[バルセロナ 10日 ロイター] - スペイン・カタルーニャ自治州のプチデモン首相は10日、独立の権利を主張する一方、中央政府との協議を可能にするため、正式な独立宣言は延期すると発表した。

首相は州議会に対し「住民投票の結果、共和国としてのカタルーニャ独立を実現する権利を得た」とした上で「問題解決での合意に不可欠な話し合いを行うため、宣言の効力の一時停止を提案する」と述べた。

プチデモン氏とカタルーニャの政治家はその後、カタルーニャの「完全な主権」を主張する文書に署名したが、法的効力があるかどうかは不透明だ。
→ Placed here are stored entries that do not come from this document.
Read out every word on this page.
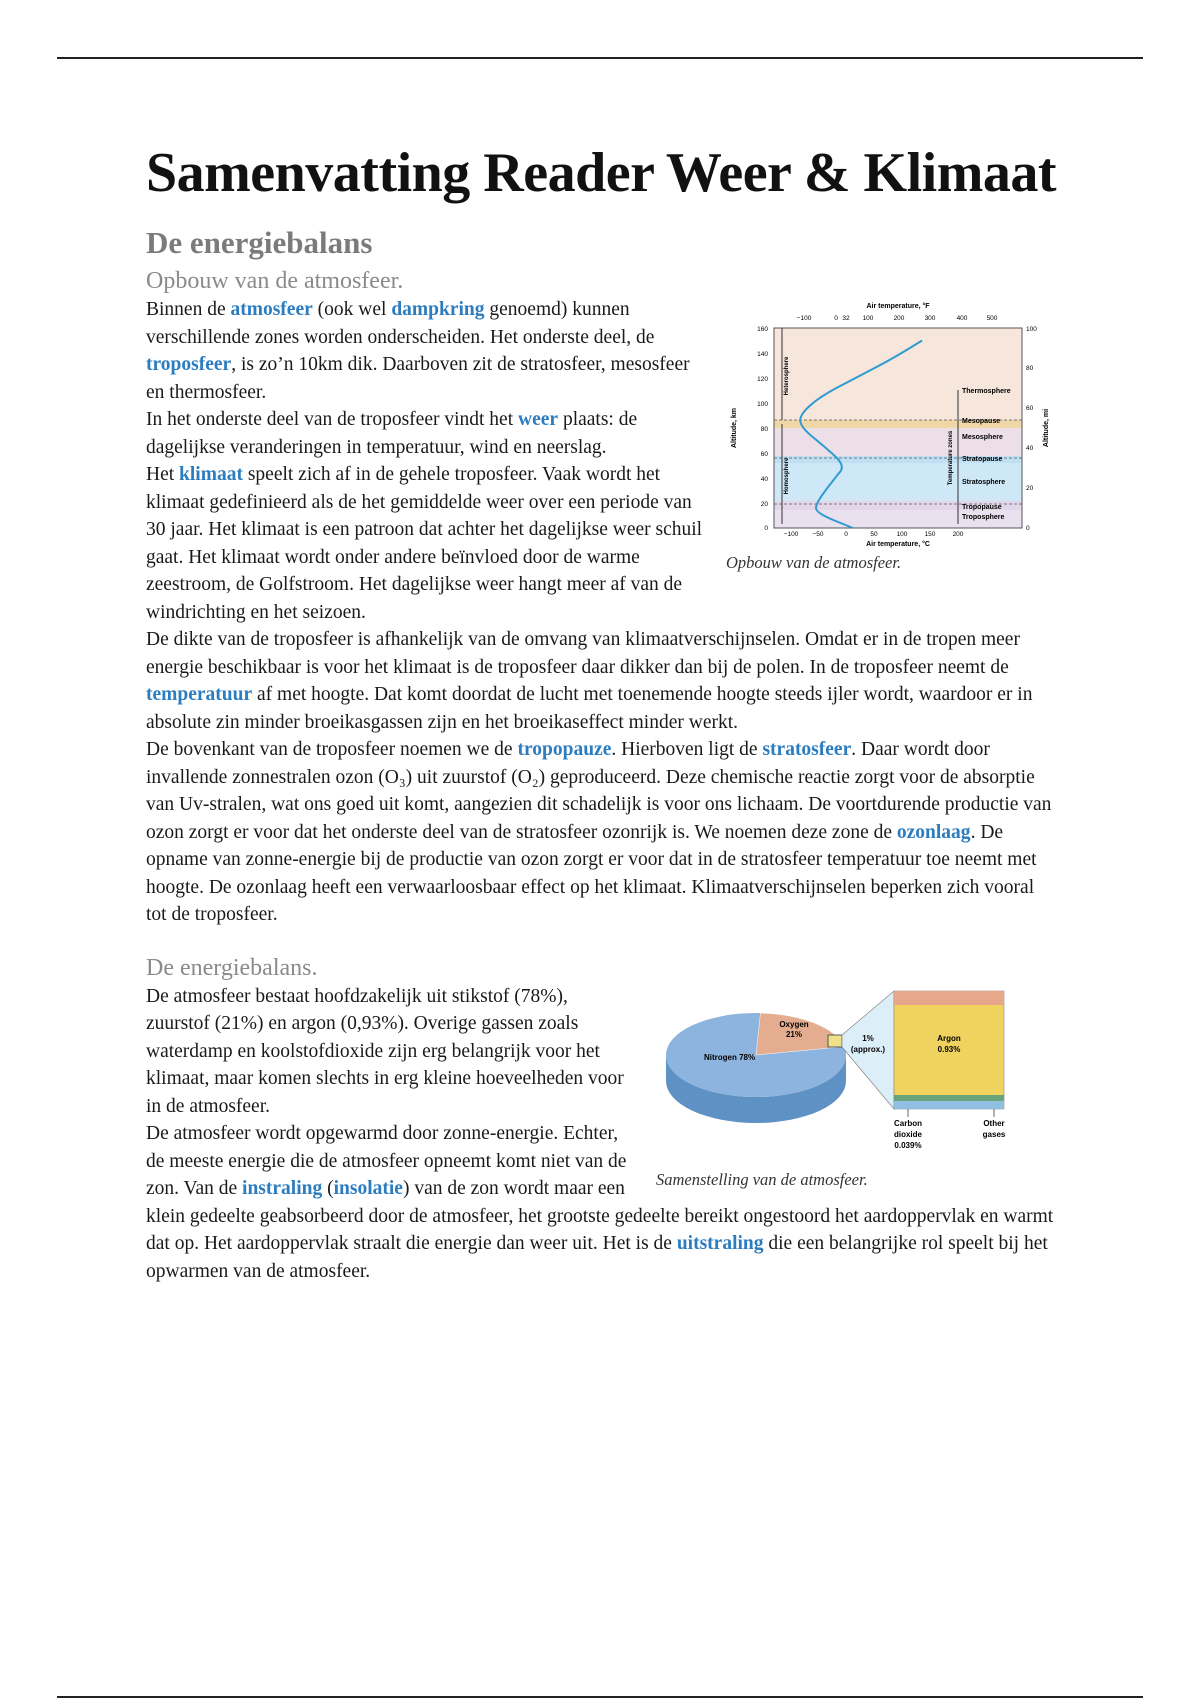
Samenvatting Reader Weer & Klimaat
De energiebalans
Opbouw van de atmosfeer.
Heterosphere
Homosphere	Temperature zones
Thermosphere
Mesopause
Mesosphere
Stratopause
Stratosphere
Tropopause
Troposphere
Air temperature, °F
Air temperature, °C
Altitude, km	Altitude, mi
−100	0 32 100	200	300	400	500
−100 −50	0	50	100	150	200
160
140
120
100
80
60
40
20
0
100
80
60
40
20
0
Opbouw van de atmosfeer.

Binnen de atmosfeer (ook wel dampkring genoemd) kunnen verschillende zones worden onderscheiden. Het onderste deel, de troposfeer, is zo’n 10km dik. Daarboven zit de stratosfeer, mesosfeer en thermosfeer.

In het onderste deel van de troposfeer vindt het weer plaats: de dagelijkse veranderingen in temperatuur, wind en neerslag.

Het klimaat speelt zich af in de gehele troposfeer. Vaak wordt het klimaat gedefinieerd als de het gemiddelde weer over een periode van 30 jaar. Het klimaat is een patroon dat achter het dagelijkse weer schuil gaat. Het klimaat wordt onder andere beïnvloed door de warme zeestroom, de Golfstroom. Het dagelijkse weer hangt meer af van de windrichting en het seizoen.

De dikte van de troposfeer is afhankelijk van de omvang van klimaatverschijnselen. Omdat er in de tropen meer energie beschikbaar is voor het klimaat is de troposfeer daar dikker dan bij de polen. In de troposfeer neemt de temperatuur af met hoogte. Dat komt doordat de lucht met toenemende hoogte steeds ijler wordt, waardoor er in absolute zin minder broeikasgassen zijn en het broeikaseffect minder werkt.

De bovenkant van de troposfeer noemen we de tropopauze. Hierboven ligt de stratosfeer. Daar wordt door invallende zonnestralen ozon (O₃) uit zuurstof (O₂) geproduceerd. Deze chemische reactie zorgt voor de absorptie van Uv-stralen, wat ons goed uit komt, aangezien dit schadelijk is voor ons lichaam. De voortdurende productie van ozon zorgt er voor dat het onderste deel van de stratosfeer ozonrijk is. We noemen deze zone de ozonlaag. De opname van zonne-energie bij de productie van ozon zorgt er voor dat in de stratosfeer temperatuur toe neemt met hoogte. De ozonlaag heeft een verwaarloosbaar effect op het klimaat. Klimaatverschijnselen beperken zich vooral tot de troposfeer.

De energiebalans.
Nitrogen 78%
Oxygen
21%	1%
(approx.)
Argon
0.93%
Carbon
dioxide
0.039%
Other
gases
Samenstelling van de atmosfeer.

De atmosfeer bestaat hoofdzakelijk uit stikstof (78%), zuurstof (21%) en argon (0,93%). Overige gassen zoals waterdamp en koolstofdioxide zijn erg belangrijk voor het klimaat, maar komen slechts in erg kleine hoeveelheden voor in de atmosfeer.

De atmosfeer wordt opgewarmd door zonne-energie. Echter, de meeste energie die de atmosfeer opneemt komt niet van de zon. Van de instraling (insolatie) van de zon wordt maar een klein gedeelte geabsorbeerd door de atmosfeer, het grootste gedeelte bereikt ongestoord het aardoppervlak en warmt dat op. Het aardoppervlak straalt die energie dan weer uit. Het is de uitstraling die een belangrijke rol speelt bij het opwarmen van de atmosfeer.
文書では「全ての国や国際機関にカタルーニャ共和国を独立主権国家として認めるよう求める」としている。

ラホイ政権はカタルーニャを巡る対応を11日に協議する予定だ。

プチデモン氏の演説を受け、州議会による独立宣言採択を大画面で見ようと議事堂の外に集まった独立支持派の間では落胆が広がった。

中央政府は「法律で認められている範囲内」での対話を行う考えを重ねて示しており、このことは、中央政府にとり独立は選択肢にないことを意味していると解釈されている。

また、中央政府のサエンス副首相は、中央政府との交渉でプチデモン首相が求める欧州連合(EU)などの仲介を拒否する考えを示した。

カタルーニャの独立宣言を巡っては、ラホイ政権だけでなく、EUのトゥスク大統領も反対している。

また、フランスのマクロン大統領は、スペインはこの問題に対処できるとし、EUの仲介は必要ないとの考えを示している。